El personaje central es una suerte de bestia marginal (“vivía en estado de brotación salvaje”, lo describe Bianco) que pasa por lo peor de la vida: la violencia de un orfanato; el amor salvaje con su madre; el éxito como boxeador sanguinario (con el apodo de Amasijo Noyo masacra a sus rivales con “el disparo a repetición, el falso trompadón, el firulete distractivo, el bolopunch cruzado”) y hasta se convierte en el creador de un nuevo deporte: el boxtoreo. En su largo camino de penurias (va sin nombre aceptando la identidad que le depara cada aventura), el personaje se enfrenta al mundo de la soledad que impone la hipertecnología y hasta presta su cabeza para el nudo de la guerrilla centroamericana. Al igual que Jesús (el título de la novela remite al relato bíblico), Juan Amaral descubre en los golpes el verdadero sentido de la existencia humana y de su raza.
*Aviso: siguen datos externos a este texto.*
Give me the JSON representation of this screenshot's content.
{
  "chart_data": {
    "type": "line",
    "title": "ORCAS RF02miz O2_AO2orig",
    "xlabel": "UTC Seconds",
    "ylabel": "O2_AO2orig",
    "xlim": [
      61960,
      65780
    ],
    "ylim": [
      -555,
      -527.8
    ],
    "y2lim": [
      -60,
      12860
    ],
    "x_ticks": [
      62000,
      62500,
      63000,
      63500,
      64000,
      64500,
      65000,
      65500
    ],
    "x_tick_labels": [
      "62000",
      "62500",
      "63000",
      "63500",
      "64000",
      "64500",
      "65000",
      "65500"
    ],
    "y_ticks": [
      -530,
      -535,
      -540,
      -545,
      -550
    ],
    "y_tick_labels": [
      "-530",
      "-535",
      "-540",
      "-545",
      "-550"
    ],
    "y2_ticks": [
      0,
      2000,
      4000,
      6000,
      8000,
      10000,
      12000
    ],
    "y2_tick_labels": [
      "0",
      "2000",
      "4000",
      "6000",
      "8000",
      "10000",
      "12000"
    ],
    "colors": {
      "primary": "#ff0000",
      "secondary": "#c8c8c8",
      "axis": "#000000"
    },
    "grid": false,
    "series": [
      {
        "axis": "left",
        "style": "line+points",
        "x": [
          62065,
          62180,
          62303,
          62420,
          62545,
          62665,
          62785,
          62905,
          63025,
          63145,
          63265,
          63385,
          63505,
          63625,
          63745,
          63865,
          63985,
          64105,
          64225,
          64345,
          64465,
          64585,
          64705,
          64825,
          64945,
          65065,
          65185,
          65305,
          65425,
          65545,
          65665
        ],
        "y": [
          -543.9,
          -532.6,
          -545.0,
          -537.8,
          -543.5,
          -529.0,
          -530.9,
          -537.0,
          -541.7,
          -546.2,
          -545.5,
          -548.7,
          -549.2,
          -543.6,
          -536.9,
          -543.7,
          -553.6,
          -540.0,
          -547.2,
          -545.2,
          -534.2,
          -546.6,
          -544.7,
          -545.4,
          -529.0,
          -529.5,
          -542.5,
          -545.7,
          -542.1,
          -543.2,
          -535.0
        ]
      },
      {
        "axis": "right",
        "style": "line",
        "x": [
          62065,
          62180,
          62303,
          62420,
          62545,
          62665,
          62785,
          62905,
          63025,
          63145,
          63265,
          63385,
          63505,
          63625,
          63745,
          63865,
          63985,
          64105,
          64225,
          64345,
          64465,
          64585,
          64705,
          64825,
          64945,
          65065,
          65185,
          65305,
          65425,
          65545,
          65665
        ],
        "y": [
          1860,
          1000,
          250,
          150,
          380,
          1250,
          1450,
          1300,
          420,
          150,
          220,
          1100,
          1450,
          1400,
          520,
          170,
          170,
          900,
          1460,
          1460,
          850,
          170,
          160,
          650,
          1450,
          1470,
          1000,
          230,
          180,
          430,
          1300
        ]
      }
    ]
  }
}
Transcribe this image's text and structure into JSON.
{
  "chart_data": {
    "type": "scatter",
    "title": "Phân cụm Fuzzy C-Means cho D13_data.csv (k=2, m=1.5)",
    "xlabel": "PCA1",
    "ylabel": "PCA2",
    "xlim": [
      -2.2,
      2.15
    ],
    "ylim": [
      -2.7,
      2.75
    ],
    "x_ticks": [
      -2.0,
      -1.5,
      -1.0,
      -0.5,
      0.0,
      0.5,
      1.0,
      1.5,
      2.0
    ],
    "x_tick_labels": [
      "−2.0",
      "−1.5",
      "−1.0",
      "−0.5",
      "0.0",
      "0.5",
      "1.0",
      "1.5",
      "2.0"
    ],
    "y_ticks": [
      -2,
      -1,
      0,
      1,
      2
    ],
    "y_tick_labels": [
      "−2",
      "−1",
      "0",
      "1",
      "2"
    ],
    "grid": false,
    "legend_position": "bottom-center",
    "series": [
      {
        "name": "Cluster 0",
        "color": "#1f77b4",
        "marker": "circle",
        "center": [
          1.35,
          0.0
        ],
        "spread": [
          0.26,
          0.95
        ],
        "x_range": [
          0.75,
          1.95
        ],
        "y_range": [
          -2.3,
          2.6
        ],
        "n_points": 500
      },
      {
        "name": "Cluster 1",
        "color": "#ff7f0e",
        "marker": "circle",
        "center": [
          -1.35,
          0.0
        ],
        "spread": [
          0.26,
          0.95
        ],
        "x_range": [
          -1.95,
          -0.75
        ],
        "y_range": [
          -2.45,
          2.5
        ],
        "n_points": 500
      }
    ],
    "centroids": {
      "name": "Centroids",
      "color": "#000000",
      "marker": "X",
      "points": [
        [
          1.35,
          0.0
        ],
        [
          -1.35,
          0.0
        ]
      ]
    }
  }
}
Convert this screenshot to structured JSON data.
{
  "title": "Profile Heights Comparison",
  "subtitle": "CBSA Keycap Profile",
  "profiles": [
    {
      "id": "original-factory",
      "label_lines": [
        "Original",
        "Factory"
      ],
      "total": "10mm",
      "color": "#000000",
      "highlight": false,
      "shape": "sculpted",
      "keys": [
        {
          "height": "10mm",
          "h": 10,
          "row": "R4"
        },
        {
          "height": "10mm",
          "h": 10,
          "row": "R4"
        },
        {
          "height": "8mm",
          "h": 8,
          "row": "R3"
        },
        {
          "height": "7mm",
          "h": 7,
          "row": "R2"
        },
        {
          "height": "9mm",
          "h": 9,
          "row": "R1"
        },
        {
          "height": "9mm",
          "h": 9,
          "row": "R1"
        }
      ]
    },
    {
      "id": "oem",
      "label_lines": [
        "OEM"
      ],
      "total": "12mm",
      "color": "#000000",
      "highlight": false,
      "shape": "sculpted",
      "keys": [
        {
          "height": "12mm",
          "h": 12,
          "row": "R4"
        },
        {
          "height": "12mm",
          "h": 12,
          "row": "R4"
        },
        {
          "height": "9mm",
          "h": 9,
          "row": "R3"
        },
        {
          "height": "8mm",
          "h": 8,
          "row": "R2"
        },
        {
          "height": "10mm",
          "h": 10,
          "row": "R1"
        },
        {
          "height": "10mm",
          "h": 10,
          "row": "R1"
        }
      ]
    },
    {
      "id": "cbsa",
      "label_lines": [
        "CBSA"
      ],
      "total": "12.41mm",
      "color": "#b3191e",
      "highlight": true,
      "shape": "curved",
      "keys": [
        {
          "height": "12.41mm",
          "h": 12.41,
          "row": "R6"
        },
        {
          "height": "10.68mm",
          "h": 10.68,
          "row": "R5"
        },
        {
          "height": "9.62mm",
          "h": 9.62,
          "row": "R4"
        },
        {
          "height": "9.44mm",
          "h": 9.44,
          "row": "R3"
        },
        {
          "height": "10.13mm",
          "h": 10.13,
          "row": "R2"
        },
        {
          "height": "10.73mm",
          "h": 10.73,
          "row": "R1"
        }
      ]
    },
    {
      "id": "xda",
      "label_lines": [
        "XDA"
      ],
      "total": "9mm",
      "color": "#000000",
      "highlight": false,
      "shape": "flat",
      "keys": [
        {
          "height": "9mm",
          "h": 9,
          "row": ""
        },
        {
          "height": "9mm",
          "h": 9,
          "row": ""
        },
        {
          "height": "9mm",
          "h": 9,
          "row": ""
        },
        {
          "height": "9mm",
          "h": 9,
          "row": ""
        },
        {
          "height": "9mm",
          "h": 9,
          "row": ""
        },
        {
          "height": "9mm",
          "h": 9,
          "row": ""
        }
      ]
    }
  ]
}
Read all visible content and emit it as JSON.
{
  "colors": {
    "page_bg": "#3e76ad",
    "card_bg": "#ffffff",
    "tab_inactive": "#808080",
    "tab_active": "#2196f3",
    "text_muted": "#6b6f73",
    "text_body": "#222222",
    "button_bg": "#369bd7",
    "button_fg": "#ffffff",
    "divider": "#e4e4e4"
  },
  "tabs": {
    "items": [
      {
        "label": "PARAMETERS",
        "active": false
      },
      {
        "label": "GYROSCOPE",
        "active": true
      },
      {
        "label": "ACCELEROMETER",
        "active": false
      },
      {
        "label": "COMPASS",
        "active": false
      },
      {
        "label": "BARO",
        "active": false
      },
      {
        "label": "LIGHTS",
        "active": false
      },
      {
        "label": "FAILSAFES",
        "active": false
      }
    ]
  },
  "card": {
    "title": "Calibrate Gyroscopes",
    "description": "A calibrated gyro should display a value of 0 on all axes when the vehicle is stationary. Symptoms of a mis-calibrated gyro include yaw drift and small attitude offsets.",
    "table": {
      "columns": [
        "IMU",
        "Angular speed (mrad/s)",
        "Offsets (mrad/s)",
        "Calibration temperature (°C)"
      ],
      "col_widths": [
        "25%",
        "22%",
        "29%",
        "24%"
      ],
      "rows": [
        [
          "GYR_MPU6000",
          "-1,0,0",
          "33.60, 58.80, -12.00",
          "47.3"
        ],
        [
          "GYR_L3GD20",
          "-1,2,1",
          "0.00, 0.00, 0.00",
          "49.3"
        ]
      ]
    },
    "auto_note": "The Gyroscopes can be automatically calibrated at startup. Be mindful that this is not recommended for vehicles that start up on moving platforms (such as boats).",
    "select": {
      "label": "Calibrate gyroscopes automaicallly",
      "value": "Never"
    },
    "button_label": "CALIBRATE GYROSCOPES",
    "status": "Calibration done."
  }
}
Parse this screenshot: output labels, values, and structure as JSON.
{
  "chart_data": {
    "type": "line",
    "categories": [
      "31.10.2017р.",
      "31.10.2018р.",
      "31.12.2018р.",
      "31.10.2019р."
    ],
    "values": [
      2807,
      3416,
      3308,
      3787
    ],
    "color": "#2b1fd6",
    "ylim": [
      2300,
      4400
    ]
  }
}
La figura del abuelo, esquizofrénico ingeniero perteneciente a una hermandad del aire y creador del dirigible Utopía (siempre está cuando a su nieto le faltan fuerzas) es un logro en la novela. Un personaje dibujado por dos o tres trazos porque lo que importa es lo que sale de su boca: “Ya quisiera para mí la contundencia de la rama, capaz de dosificar la sal de la tierra, plegarse a la tormenta, filtrar las radiaciones. ¡Cuánto más extraviados son los frutos del pensamiento humano! El estado de gracia es el estado vegetal humanizado, grité una vez en el seminario. A partir de ahí, me consideraron loco”. La dupla nieto-abuelo trabaja el contraste: tierra-sueños, muerte-vida, pensamiento-práctica. Uno en la tierra sufriendo, el otro en el aire enseñando: mientras Amaral se rompe el cuerpo descifrando el mundo, su abuelo desde lo alto se rompe los ojos viendo la imposibilidad de su sangre.

Entre resonancias de Arlt y Borges se escucha la humorada a la que siempre recurre Bianco para levantar la historia: juegos con refranes, con citas tangueras, guiños eruditos, gestualidades políticas y una velocidad en el relato que asombra. Sus descripciones son un ejemplo: “Escorado, el dirigible rola en la borrasca”; “Brota la torre como un hongo arrancado de la tierra por la fuerza del sol”; o el comienzo memorable: “El tren viaja por el espacio abriendo el universo. Verdetierra, verdetierra, laguna y cielo, desparramo de pájaros, alambrado y silencio”.

Bianco no respeta el equilibrio entre la historia y la prosa, y eso hace que su novela sea distinta. A Todo esto será tuyo habrá que sumarla a esa literatura que no vive de prestado sino que escarba el centro, que le mira los ojos a la novela.